MPS issue job001989

TitleMPS _gc_start messages may cause assert or infinite loop
Statusclosed
Priorityessential
Assigned userRichard Kistruck
OrganizationRavenbrook
DescriptionMPS _gc_start messages may cause assert or infinite loop

Related jobs:
job001570 "MPS _gc_start messages may change while client reads them, or be silently skipped"

If the client enables _gc_start messages with:
  mps_message_type_enable(arena, mps_message_type_gc_start());
and a collection starts before the client has collected (with
mps_message_get) the _gc_start message from the preceding
collection, then the message MPS queue becomes corrupted. This
causes an assert, or (in varieties without asserts) prevents the
message from being removed from the queue. This unremovable
message is likely to cause the client to loop forever if it
attempts to Get the message, and will cause such a loop if the
client calls mps_arena_destroy.

A typical assert is:
MPS ASSERTION FAILURE: !RingIsSingle(_old)
message.c
164

Mitigation: clients that do not enable _gc_start messages are
unaffected; a client that enables them and then frequently checks
for and collects them can apparently prevent the defect occurring.
AnalysisRHSK 2008-11-28
Discovered when looking at the code. There is one GCSTART message,
statically allocated, per pre-allocated TraceStruct. If it's been
Posted but not yet Got, then it's on the arena message Ring. When
the trace ends, the TraceStruct is Del'd from arena->busyTraces,
even though the MessageStruct et al is still in use. When a new
trace starts, it re-uses that TraceStruct, treating it as
uninitialised memory, calls TraceCreate, which calls MessageInit,
which calls RingInit, thus corrupting the arena message Ring.

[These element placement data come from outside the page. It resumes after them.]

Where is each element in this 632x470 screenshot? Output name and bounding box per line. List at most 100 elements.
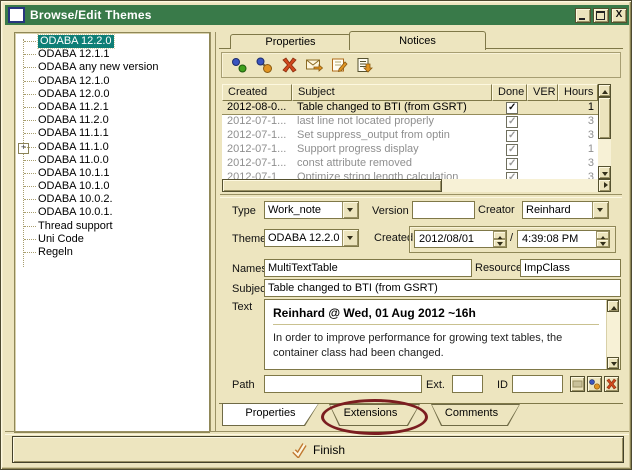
vertical-scroll-thumb[interactable] [598,97,611,139]
column-header-ver[interactable]: VER [527,84,558,101]
chevron-down-icon[interactable] [592,202,608,218]
tree-item[interactable]: ODABA 10.0.2. [15,193,209,206]
tab-properties-top[interactable]: Properties [230,34,351,49]
minimize-icon [579,18,585,20]
scroll-right-button[interactable] [598,179,611,192]
type-dropdown[interactable]: Work_note [264,201,359,219]
horizontal-scroll-thumb[interactable] [222,179,442,192]
spin-down-icon[interactable] [493,239,506,247]
edit-note-icon[interactable] [330,56,348,74]
done-checkbox[interactable] [506,158,518,170]
column-header-created[interactable]: Created [222,84,292,101]
tree-item[interactable]: ODABA 12.1.1 [15,48,209,61]
table-row[interactable]: 2012-07-1... Support progress display 1 [222,143,598,157]
chevron-down-icon[interactable] [342,202,358,218]
tree-item[interactable]: ODABA 11.2.0 [15,114,209,127]
tree-item[interactable]: ODABA 12.2.0 [15,35,209,48]
scroll-up-button[interactable] [607,300,619,312]
version-label: Version [372,205,409,217]
id-input[interactable] [512,375,563,393]
text-label: Text [232,301,252,313]
done-checkbox[interactable] [506,172,518,179]
tree-item[interactable]: ODABA 11.1.1 [15,127,209,140]
tree-item-label: ODABA 12.1.0 [38,75,110,88]
done-checkbox[interactable] [506,144,518,156]
table-row[interactable]: 2012-07-1... last line not located prope… [222,115,598,129]
scroll-down-button[interactable] [598,166,611,179]
send-mail-icon[interactable] [305,56,323,74]
table-row[interactable]: 2012-07-1... Set suppress_output from op… [222,129,598,143]
delete-icon[interactable] [280,56,298,74]
minimize-button[interactable] [575,8,591,23]
notices-table: Created Subject Done VER Hours 2012-08-0… [222,84,598,179]
spin-down-icon[interactable] [596,239,609,247]
created-date-spinner[interactable]: 2012/08/01 [414,230,507,248]
tree-item-label: ODABA 10.0.1. [38,206,113,219]
spin-up-icon[interactable] [493,231,506,239]
browse-path-button-disabled[interactable] [570,376,585,392]
version-input[interactable] [412,201,475,219]
tree-item[interactable]: Thread support [15,220,209,233]
tree-item-label: ODABA 12.2.0 [38,35,114,48]
tree-item-label: Regeln [38,246,73,259]
text-vertical-scrollbar[interactable] [606,300,620,369]
subject-input[interactable]: Table changed to BTI (from GSRT) [264,279,621,297]
tree-item[interactable]: Uni Code [15,233,209,246]
path-input[interactable] [264,375,422,393]
theme-tree[interactable]: ODABA 12.2.0 ODABA 12.1.1 ODABA any new … [14,32,210,433]
ext-input[interactable] [452,375,483,393]
tree-item[interactable]: ODABA 10.0.1. [15,206,209,219]
check-icon [291,442,307,458]
done-checkbox[interactable] [506,102,518,114]
notices-toolbar [221,52,621,78]
table-horizontal-scrollbar[interactable] [222,179,611,192]
clear-path-button[interactable] [604,376,619,392]
tree-item-label: Uni Code [38,233,84,246]
created-time-spinner[interactable]: 4:39:08 PM [517,230,610,248]
close-button[interactable]: X [611,8,627,23]
finish-button[interactable]: Finish [12,436,624,463]
tree-item[interactable]: ODABA any new version [15,61,209,74]
splitter[interactable] [210,32,216,431]
table-row[interactable]: 2012-08-0... Table changed to BTI (from … [222,101,598,115]
tree-item[interactable]: ODABA 12.0.0 [15,88,209,101]
column-header-done[interactable]: Done [492,84,527,101]
done-checkbox[interactable] [506,116,518,128]
tab-comments[interactable]: Comments [421,404,522,426]
link-resource-button[interactable] [587,376,602,392]
export-document-icon[interactable] [355,56,373,74]
creator-dropdown[interactable]: Reinhard [522,201,609,219]
window-icon [8,7,25,23]
tree-item[interactable]: ODABA 11.0.0 [15,154,209,167]
theme-dropdown[interactable]: ODABA 12.2.0 [264,229,359,247]
table-row[interactable]: 2012-07-1... const attribute removed 3 [222,157,598,171]
tab-properties-bottom[interactable]: Properties [222,403,319,426]
resource-label: Resource [475,262,522,274]
maximize-button[interactable] [593,8,609,23]
tree-item[interactable]: ODABA 10.1.1 [15,167,209,180]
resource-input[interactable]: ImpClass [520,259,621,277]
spin-up-icon[interactable] [596,231,609,239]
tree-item[interactable]: ODABA 11.2.1 [15,101,209,114]
names-input[interactable]: MultiTextTable [264,259,472,277]
link-icon[interactable] [255,56,273,74]
tree-item-label: ODABA 10.0.2. [38,193,113,206]
text-body: In order to improve performance for grow… [273,331,599,361]
tree-item[interactable]: ODABA 10.1.0 [15,180,209,193]
tree-item[interactable]: +ODABA 11.1.0 [15,141,209,154]
tab-notices[interactable]: Notices [349,31,486,50]
column-header-hours[interactable]: Hours [558,84,598,101]
expand-icon[interactable]: + [18,143,29,154]
tree-item[interactable]: Regeln [15,246,209,259]
tree-item[interactable]: ODABA 12.1.0 [15,75,209,88]
chevron-down-icon[interactable] [342,230,358,246]
done-checkbox[interactable] [506,130,518,142]
table-row[interactable]: 2012-07-1 Optimize string length calcula… [222,171,598,179]
table-vertical-scrollbar[interactable] [598,84,611,179]
scroll-up-button[interactable] [598,84,611,97]
column-header-subject[interactable]: Subject [292,84,492,101]
scroll-down-button[interactable] [607,357,619,369]
separator [220,194,622,198]
text-editor[interactable]: Reinhard @ Wed, 01 Aug 2012 ~16h In orde… [264,299,621,370]
insert-icon[interactable] [230,56,248,74]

Now it's right and proper that GCSTART messages are pre-allocated,
in accordance with the principle that we avoid allocating when
starting a trace. But it's just wrong to statically allocate them:
they should be dynamically allocated with ControlAlloc, like other
messages. Yes: if the client enables GCSTART and never collects
the messages, then they will consume more & more memory. This is
just not a problem: the client should not fail to collect messages
it has enabled!

Surprisingly, the message queue limps on for a long time after
corruption with a single RingInited GCSTART message. Appending new
messages (eg. finalization messages) works, and heals the
next-direction of the ring, which allows these messages to then be
Got as normal. Re-adding the same GCSTART message, when already
present, also 'works'. But RingRemove simply leaves the ring
unchanged; this causes an infinite loop.

RHSK 2008-12-19
Fixed with a complete redesign of GC message lifecycle.
How foundinspection
Evidencenone
Observed in1.108.2
Introduced in1.107.0
Created byRichard Kistruck
Created on2008-11-28 17:24:45
Last modified byGareth Rees
Last modified on2014-04-12 22:05:22
History2008-11-28 RHSK Created.
2008-12-19 RHSK Fixed with a complete redesign of GC message lifecycle.

Fixes

Change Effect Date User Description
166995 closed 2008-12-19 16:25:20 Richard Kistruck MPS br/timing design/message-gc: Complete re-write, for new GC message lifecycle. See job001989.
166993 closed 2008-12-19 14:27:48 Richard Kistruck MPS br/timing: rename z001989a.c as zmess.c
166919 closed 2008-12-11 16:08:47 Richard Kistruck MPS br/timing z001989a.c: oops, re-enable test of delayeed getting
of messages. Demonstrates fix for job001989.
166918 closed 2008-12-11 16:06:14 Richard Kistruck MPS br/timing TraceIdMessages: Create them at mps_arena_create time,
re-create them immediately after a trace sends its last message.
Store them, one per TraceId, in ArenaStruct. Cope correctly if they
cannot be created (ControlAlloc fails). Destroy them correctly on
mps_arena_destroy. See job001989 and design/message-gc#lifecycle
(not yet written).
166881 open 2008-12-05 22:14:56 Richard Kistruck MPS br/timing z001989a: get collection begin/end messages.
FAILS: thereby demonstrating defect job001989.